Why not allow empty code blocks?

Rustom Mody rustompmody at gmail.com
Wed Aug 3 08:16:06 EDT 2016


On Wednesday, August 3, 2016 at 5:11:23 PM UTC+5:30, Steven D'Aprano wrote:
> On Wednesday 03 August 2016 05:22, Paul Rubin wrote:
> 
> >> The Halting Problem is easily solved for Bloop languages: they always
> >> halt.
> > 
> > If Bloop is powerful enough to "solve the halting problem" as you
> > describe, that gives it capabilities that Turing-complete languages
> > lack.  (Of course it also loses some capabilities).
> 
> It only solves it in the sense that it isn't capable of looping forever, so 
> there's never a question of whether or not a Bloop program will halt: they all 
> do. It doesn't have any capabilities that Floop lacks: Floop can solve any 
> problem that Bloop can solve, plus problems that Bloop cannot.
> 
> In a sense, it's a less extreme version of this:
> 
> Me: "I have here a computer which is immune to all computer viruses, malware 
> and hostile code, now and in the future!"
> 
> You: "That's great!
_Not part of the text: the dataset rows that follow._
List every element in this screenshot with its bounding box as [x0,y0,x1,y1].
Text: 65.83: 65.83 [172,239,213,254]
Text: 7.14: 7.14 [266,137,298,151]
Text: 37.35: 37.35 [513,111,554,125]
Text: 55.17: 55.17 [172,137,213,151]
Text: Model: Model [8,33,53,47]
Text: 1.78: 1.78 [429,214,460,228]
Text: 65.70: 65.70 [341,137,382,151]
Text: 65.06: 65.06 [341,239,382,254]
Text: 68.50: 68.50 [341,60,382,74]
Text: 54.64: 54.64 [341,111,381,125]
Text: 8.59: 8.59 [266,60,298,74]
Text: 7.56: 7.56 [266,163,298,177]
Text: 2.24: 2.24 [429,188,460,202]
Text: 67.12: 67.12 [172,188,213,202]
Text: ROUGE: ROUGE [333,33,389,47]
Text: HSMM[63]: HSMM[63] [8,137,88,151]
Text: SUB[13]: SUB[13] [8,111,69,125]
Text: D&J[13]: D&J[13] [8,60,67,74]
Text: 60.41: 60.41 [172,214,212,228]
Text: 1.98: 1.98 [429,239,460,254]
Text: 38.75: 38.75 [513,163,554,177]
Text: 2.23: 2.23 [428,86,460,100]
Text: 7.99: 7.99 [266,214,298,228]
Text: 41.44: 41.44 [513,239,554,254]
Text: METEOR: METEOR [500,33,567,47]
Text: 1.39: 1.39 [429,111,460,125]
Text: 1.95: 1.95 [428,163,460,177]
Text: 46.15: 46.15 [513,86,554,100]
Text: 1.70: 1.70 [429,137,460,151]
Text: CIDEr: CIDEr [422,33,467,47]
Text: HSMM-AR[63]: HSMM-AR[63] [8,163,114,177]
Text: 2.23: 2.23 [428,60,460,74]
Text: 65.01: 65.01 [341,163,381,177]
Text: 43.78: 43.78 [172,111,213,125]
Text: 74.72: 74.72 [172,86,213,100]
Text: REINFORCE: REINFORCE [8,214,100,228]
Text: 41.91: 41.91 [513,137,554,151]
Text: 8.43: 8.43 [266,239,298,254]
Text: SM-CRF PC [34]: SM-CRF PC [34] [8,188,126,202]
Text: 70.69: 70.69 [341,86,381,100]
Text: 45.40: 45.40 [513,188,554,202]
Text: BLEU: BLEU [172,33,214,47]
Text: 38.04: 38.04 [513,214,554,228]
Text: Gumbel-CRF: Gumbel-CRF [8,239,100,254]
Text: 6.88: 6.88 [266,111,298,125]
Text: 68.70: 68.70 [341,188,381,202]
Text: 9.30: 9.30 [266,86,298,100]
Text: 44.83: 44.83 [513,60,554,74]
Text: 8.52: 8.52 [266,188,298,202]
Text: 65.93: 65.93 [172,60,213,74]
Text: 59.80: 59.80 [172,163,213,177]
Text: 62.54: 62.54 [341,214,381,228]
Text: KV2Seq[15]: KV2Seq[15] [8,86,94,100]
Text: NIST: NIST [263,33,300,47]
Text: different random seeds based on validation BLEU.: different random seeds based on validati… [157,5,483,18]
Turn it on so we can see how it works."
> 
> Me: "Oh, it doesn't turn on. There's no power supply. That was the only way I 
> could guarantee it wouldn't execute malware: by making sure it couldn't execute 
> *anything*."
> 
> While I suppose it is true that a computer that doesn't run is still a 
> computer, its an abuse of language to say that it has capabilities that running 
> computers lack:
> 
> - unhackable
> - immune to all viruses
> - unaffected by power surges
> - data storage is 100% reliable, never lose data again
> - instantaneous log-off and shutdown
> 
> :-)

There he comes waddling in… Your  cute-n-cudly strawman!!
A more realistic analogy would be phones
The cellphones we use today often crash
The first nokia I used never crashed but could still run out of battery
And the round-dial landlines of 30 years ago had not even that problem

But correspondingly the functionality:
The early landlines could just dial a NUMBER (which you looked up from a 
dead-tree book)
The first cell phones had some rudimentary phone book
Nowadays phones do everything a computer can… Including crash!